So-called Web 2.0 start-up companies should not seek venture capital investment, according to Neil Sequeira of venture capital firm General Catalyst Partners.
Looking for investment money from professional investors is a "waste of time", Sequeira told delegates at the AjaxWorld Expo in Santa Clara, California.
Venture capital investors typically invest several million dollars in burgeoning companies, looking for a return of several times their initial investment.
But Sequeira argued that the majority of successful Web 2.0 companies are acquired at an early stage and for relatively modest sums.
Yahoo purchased the social book-marking service Del.icio.us for US$30m, and AOL paid about US$25m for the blogging network of Weblogs, according to market estimates.
Online application providers such as Microsoft, AOL and Google are scouting the market for interesting technologies rather than for established brands with large user bases.
"They will buy companies quickly and cheaply if they fill a niche," said Sequeira.
"But we have trouble determining whether we can ever make money in this [Web 2.0] space, because there have not yet been these type of exits that generated venture capital type returns."
Web 2.0 refers to websites that focus on user-generated content and mash-ups, such as Digg, YouTube and Flickr.
Start-up companies in this category do not need as much money as start-ups did during the internet boom of 1999, according to Sequeira.

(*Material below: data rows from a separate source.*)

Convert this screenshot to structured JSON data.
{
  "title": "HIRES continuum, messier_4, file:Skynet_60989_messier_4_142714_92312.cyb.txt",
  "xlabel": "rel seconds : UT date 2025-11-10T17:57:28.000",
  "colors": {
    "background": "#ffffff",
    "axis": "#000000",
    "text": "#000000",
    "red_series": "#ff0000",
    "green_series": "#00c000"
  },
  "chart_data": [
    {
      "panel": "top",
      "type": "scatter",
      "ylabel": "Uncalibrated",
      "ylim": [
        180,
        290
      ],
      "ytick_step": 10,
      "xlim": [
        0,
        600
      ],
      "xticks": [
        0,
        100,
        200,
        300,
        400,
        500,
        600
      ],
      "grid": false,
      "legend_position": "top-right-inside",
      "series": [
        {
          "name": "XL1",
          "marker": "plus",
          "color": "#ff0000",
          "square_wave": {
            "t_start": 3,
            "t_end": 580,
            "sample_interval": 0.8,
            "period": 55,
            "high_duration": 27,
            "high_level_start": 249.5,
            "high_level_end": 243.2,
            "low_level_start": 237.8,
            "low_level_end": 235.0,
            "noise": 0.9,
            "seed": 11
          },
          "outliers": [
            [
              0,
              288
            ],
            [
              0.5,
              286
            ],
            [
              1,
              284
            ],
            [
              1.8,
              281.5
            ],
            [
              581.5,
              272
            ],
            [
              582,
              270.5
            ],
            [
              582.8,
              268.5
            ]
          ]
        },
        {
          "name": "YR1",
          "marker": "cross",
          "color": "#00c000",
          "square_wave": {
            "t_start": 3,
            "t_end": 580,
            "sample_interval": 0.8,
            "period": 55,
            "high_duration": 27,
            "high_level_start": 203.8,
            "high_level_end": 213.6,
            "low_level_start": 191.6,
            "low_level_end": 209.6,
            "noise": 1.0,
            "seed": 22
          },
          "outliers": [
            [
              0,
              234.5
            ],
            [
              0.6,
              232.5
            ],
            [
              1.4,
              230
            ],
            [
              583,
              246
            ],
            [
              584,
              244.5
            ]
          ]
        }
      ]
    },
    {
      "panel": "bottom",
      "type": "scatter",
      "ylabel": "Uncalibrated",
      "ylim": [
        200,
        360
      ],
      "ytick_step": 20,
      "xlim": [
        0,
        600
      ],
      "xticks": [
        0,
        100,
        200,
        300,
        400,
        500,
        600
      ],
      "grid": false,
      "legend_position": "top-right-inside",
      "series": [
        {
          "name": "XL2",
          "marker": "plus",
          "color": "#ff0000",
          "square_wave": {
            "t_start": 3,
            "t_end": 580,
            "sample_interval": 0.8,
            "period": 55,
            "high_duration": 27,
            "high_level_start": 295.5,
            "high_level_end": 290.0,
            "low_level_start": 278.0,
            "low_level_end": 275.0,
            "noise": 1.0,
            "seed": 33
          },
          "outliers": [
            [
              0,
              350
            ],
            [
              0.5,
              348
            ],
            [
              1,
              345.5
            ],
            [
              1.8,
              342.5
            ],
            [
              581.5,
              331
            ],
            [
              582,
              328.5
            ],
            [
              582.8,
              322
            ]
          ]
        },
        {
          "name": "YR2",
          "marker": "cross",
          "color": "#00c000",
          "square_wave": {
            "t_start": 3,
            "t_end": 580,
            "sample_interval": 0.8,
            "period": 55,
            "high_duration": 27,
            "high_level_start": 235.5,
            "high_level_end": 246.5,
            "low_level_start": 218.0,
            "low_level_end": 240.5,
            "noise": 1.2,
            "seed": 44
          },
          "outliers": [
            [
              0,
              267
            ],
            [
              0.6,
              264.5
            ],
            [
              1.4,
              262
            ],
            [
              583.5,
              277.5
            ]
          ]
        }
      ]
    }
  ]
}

The combination of open source software, commodity hardware and international developer teams makes for much cheaper development.
Sequeira noted that some of today's successful Web 2.0 companies are good candidates for venture capital funding, but warned that there is no need for yet another video hosting service.
"If you want to build a platform and want to build a big idea that is going to take over the world, that's where it makes sense to talk to a venture capitalist," Sequeira told delegates.